LOCATION The ranch is located in the heart of the picturesque Blackfoot River Valley, 35 miles north-east of Missoula, in Greenough, Montana.

GETTING THERE Commercial Air Guests fly into Bozeman International Airport, serviced by Allegiant Air, Delta, Alaska, United and American.
Private Jet Service XO provides on-demand jet service to and from Missoula International Airport.

TRANSPORTATION TO THE RANCH A Paws Up driver meets guests at the airport.

GETTING AROUND THE RANCH Guests are assigned their own Lexus at check-in to make getting around the 37,000 acres easy. And for those who don’t want to drive, no problem—just call the transportation center for a ride and a car will pick you up.

ACCOMMODATIONS 27 private vacation homes amid forest- land, overlooking rolling meadows, rivers, pastoral creeks and mountain panoramas.

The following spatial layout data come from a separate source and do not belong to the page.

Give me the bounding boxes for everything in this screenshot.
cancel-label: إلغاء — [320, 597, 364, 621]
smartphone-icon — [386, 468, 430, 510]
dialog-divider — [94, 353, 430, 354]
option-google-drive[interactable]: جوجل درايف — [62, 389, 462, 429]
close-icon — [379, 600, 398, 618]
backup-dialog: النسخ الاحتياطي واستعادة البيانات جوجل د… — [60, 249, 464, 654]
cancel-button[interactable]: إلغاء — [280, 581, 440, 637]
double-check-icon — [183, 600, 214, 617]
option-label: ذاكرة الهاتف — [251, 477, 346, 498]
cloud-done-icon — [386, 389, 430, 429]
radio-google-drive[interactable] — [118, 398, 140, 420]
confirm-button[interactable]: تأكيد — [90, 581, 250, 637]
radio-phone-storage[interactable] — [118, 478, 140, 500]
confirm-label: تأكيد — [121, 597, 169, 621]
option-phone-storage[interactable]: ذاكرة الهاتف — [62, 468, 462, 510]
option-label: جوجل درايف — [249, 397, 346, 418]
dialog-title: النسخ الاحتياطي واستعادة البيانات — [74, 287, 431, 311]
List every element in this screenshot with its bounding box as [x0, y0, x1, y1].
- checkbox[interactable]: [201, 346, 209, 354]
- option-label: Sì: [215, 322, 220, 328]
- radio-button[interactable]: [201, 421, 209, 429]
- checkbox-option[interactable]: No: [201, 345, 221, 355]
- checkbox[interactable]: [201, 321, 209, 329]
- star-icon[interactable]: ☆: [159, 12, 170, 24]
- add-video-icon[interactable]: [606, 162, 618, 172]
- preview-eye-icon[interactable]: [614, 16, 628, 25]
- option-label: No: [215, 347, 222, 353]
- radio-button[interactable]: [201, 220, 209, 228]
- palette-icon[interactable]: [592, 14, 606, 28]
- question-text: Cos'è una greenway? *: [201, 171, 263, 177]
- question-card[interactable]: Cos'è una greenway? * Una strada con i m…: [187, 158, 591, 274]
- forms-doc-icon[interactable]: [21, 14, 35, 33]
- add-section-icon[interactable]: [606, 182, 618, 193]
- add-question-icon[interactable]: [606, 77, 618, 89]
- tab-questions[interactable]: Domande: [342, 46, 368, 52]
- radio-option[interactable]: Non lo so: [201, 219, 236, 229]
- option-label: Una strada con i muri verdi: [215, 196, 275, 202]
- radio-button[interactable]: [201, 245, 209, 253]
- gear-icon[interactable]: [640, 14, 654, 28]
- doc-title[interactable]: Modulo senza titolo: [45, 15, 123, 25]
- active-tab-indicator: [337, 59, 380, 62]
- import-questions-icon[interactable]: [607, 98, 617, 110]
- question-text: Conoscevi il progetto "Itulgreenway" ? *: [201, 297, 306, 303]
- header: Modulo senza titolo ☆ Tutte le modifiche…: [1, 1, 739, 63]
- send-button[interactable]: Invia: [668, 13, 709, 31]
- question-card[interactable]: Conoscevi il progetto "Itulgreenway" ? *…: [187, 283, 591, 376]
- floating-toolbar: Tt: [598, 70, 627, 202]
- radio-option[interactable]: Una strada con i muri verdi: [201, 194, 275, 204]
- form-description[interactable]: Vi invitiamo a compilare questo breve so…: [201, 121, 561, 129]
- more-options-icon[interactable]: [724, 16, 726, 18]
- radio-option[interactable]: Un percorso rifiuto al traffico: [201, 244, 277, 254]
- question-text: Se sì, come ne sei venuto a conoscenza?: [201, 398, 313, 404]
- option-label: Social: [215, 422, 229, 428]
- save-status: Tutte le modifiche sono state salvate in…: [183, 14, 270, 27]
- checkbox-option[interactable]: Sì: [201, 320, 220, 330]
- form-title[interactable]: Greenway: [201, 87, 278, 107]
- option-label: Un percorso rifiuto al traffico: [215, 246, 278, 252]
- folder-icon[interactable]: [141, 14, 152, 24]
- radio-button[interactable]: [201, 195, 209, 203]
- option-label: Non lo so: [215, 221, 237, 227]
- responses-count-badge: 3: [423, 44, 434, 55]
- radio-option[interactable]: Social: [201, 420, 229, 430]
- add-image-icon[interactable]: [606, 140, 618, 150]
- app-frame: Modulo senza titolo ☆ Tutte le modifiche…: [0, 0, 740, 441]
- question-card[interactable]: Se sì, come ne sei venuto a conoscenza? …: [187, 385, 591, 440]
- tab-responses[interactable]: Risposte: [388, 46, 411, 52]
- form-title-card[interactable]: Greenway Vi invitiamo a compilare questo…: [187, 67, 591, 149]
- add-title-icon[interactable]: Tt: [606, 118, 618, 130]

Glamping Tents From mid-May through mid-October, The Resort at Paws Up features six camps with safari-style luxury tents that cater to families, couples and groups, redefining the phrase “roughing it.”

ACTIVITIES Although horses are a key component of the Paws Up experience, the resort offers more recreational experiences than will fit in this small column, including fly-fishing, rafting and floating to name a few. You’ll find information about the many adventures and activities on the Paws Up website.

THE PAWS UP APP Before you arrive, download the Paws Up travel app. You’ll use the app for dinner reservations, calling for transportation, and convenient communication with the concierge and booking activities. It displays an itinerary of your activities for the day and includes all the information you need while staying at the resort.